Since the topic is so complex, I'll just put some very high-level notes while not even trying to formulate a complete answer to the actual question.
1) For cache-friendliness, try to ensure each operation's required memory is in a continuous memory region, and preferably accessed linearly from start to end. For example updating a particle system or an animated skeleton. Avoid "jumping" from heap object to another through pointers. A well-structured entity-component system is possibly a good match here, at least if the systems don't need accessing each other's data a lot.
2) A typical approach nowadays is to structure the execution of a frame into a task graph, and the tasks are executed on any available cores by worker threads. Data from each task or operation flows to the next, for example physics simulation & animation together produce the final positions of game objects, which go to culling, from which a visible object list goes to render command generation, which is finally submitted to the graphics API. When the culling / render stage for the current frame is running, you can already be calculating the logic for the next frame.

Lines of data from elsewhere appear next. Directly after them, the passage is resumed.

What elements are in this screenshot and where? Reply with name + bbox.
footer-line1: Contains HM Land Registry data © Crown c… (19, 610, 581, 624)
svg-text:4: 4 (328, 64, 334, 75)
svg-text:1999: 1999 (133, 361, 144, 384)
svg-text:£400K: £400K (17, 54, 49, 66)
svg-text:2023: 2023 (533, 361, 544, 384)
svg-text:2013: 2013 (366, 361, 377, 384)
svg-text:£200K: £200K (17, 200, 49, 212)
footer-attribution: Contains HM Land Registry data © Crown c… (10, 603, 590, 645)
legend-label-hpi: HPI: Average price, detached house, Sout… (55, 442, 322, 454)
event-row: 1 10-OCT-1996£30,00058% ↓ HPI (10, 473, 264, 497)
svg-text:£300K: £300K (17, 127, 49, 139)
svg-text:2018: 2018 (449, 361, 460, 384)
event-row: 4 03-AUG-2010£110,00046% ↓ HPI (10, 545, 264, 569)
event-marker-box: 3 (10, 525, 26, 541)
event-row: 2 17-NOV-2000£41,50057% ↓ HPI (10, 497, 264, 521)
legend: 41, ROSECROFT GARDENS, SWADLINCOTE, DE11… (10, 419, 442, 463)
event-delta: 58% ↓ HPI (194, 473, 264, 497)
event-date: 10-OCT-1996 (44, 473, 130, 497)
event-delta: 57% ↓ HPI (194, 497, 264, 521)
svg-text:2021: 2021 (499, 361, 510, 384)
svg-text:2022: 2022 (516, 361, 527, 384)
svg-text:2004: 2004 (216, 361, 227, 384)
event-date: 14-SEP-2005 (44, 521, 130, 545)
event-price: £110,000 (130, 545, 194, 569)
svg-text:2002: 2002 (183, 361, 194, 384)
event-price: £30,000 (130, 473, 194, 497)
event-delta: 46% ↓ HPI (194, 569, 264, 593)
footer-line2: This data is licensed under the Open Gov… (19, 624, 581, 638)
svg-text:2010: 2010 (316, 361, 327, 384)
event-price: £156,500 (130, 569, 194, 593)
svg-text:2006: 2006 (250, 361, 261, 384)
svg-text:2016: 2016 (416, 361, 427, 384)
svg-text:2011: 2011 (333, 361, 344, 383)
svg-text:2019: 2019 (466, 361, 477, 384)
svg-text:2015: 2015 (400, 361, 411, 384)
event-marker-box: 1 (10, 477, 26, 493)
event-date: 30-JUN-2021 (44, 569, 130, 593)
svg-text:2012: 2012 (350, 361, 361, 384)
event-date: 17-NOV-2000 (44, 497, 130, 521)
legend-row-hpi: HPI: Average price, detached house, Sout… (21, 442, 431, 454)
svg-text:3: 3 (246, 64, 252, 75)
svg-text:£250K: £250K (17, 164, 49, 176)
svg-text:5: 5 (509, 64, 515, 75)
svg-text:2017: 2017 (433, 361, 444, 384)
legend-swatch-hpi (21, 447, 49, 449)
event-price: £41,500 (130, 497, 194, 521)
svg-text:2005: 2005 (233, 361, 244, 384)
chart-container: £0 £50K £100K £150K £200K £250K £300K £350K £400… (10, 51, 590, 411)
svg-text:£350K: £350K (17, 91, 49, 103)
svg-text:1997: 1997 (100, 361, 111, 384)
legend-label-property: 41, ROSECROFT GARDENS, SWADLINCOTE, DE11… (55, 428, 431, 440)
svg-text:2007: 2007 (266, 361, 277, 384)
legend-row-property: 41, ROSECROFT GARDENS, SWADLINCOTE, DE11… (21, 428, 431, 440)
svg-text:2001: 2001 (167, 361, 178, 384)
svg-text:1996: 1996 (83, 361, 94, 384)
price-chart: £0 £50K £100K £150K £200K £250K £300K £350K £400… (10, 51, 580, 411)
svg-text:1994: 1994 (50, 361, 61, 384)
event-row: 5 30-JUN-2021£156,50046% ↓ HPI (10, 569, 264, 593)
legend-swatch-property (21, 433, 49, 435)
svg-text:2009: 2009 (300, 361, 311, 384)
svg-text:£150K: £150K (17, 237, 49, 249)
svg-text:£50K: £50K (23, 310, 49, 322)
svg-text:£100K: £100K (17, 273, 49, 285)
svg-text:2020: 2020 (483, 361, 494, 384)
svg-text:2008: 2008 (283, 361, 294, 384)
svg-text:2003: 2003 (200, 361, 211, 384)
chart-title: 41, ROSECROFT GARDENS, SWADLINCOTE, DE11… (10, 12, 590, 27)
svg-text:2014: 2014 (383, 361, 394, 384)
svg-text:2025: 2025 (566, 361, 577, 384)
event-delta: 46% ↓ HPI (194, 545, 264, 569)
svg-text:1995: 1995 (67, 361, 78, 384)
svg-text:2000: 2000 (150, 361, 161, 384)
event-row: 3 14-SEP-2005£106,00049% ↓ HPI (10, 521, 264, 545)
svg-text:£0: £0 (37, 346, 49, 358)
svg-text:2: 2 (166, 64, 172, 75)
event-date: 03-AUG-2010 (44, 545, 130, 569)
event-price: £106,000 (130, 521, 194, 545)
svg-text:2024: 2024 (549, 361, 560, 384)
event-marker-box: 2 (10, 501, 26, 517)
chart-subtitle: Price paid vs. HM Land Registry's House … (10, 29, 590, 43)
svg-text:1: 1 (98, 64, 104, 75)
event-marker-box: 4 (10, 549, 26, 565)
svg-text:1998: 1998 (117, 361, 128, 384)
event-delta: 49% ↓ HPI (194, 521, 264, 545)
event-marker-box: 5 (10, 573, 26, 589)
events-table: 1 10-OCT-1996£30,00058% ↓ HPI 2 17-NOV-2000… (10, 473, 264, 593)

For both points 1 & 2 it's probably best to keep scripting for low-volume, high-level operations (e.g. ask pathfinding to start moving this object toward position x) or configuration (stats of game objects, list of render passes and postprocess effects for the actual rendering code). For such infrequent use even a singlethreaded script VM could be fine.
Here's Naughty Dog talking about their engine's multithreading & memory allocation: http://www.gdcvault.com/play/1022186/Parallelizing-the-Naughty-Dog-Engine
Also old Bitsquid development blog entries may be interesting reading: http://bitsquid.blogspot.com/